Having systems in place is important in business. I was taught that by a great mentor. Whether it’s onboarding, offboarding, communicating online or getting customer feedback, figure out what you’re saying at every step of that process and keep them as templates so you don’t have to create everything from scratch with new clients.
The second lesson I learned is to lean on your community. Whether that’s peer to peer, getting a mentor or meeting people for a coffee, don’t be afraid to connect with people who work in a similar area to you. There’s a huge amount of competition out there so if there’s somebody doing something like you and you like the way they do it, tell them. Create unity, build your network, don’t work in isolation. Be generous with your time and you’ll get a lot back.
Get comfortable with your finances, get a good accountant, and build up a cushion so that no matter what happens you are starting to build a safety net. I wasn’t taught enough about finances – I’ve had to teach myself. Ask for guidance from other people and listen to it, take on what works and leave the rest. There’s a saying – new level new devil – and it’s apt for business because no matter what stage you’re at, there are new challenges. Thinking you’ll get to a place where things are easy doesn’t happen. What happens is you build more community, get more experience, and become more resilient and confident in your capacity to deliver your offering.

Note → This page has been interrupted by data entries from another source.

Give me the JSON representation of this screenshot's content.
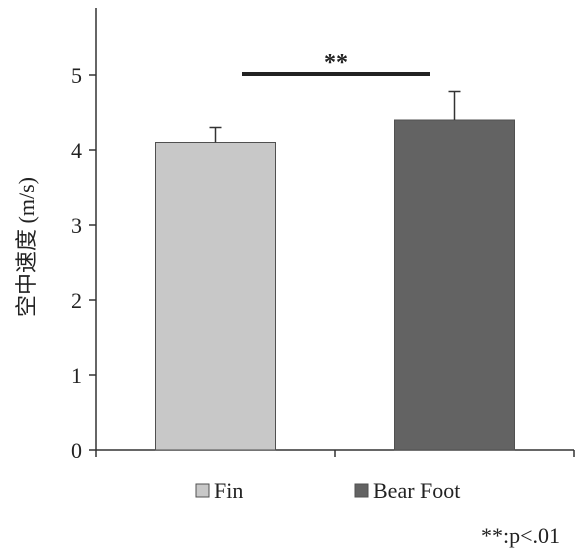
{
  "chart_data": {
    "type": "bar",
    "categories": [
      "Fin",
      "Bear Foot"
    ],
    "values": [
      4.1,
      4.4
    ],
    "errors": [
      0.2,
      0.38
    ],
    "colors": [
      "#c8c8c8",
      "#636363"
    ],
    "edge_color": "#505050",
    "ylabel": "空中速度 (m/s)",
    "xlabel": "",
    "ylim": [
      0,
      5.8
    ],
    "yticks": [
      0,
      1,
      2,
      3,
      4,
      5
    ],
    "grid": false,
    "legend": {
      "placement": "bottom-center",
      "entries": [
        "Fin",
        "Bear Foot"
      ]
    },
    "significance": {
      "between": [
        "Fin",
        "Bear Foot"
      ],
      "label": "**",
      "y": 5.0
    },
    "note": "**:p<.01"
  }
}
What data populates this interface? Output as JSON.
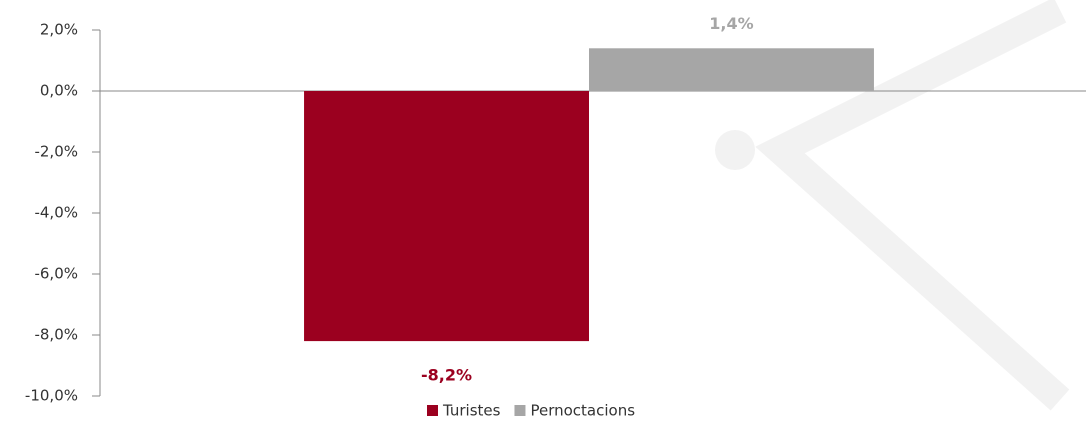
{
  "chart_data": {
    "type": "bar",
    "categories": [
      null
    ],
    "series": [
      {
        "name": "Turistes",
        "color": "#9b001f",
        "values": [
          -8.2
        ],
        "value_labels": [
          "-8,2%"
        ]
      },
      {
        "name": "Pernoctacions",
        "color": "#a6a6a6",
        "values": [
          1.4
        ],
        "value_labels": [
          "1,4%"
        ]
      }
    ],
    "ylim": [
      -10,
      2
    ],
    "yticks": [
      {
        "value": -10,
        "label": "-10,0%"
      },
      {
        "value": -8,
        "label": "-8,0%"
      },
      {
        "value": -6,
        "label": "-6,0%"
      },
      {
        "value": -4,
        "label": "-4,0%"
      },
      {
        "value": -2,
        "label": "-2,0%"
      },
      {
        "value": 0,
        "label": "0,0%"
      },
      {
        "value": 2,
        "label": "2,0%"
      }
    ],
    "legend": "bottom"
  }
}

“That’s what storytelling is about – being able to express your voice and honour the people who’ve come before you and shaped you”
What is your proudest moment?
Giving the Nollaig na mBan TEDx talk in 2019 where I was able to pay homage to my grandmother, who had a great story. Telling her story on the TEDx stage and honouring her memory was absolutely core for me. That’s what storytelling is about – being able to express your voice and honour the people who’ve come before you and shaped you.
What are your plans for the future?
I’m writing a book due to be published in early 2024, and I have a strong feeling it could become a series of books. It’s about why storytelling matters for leaders. I want to grow my team so that I can scale the business and reach more people; to offer a combination of in-person and digital services for my clients in Ireland and globally.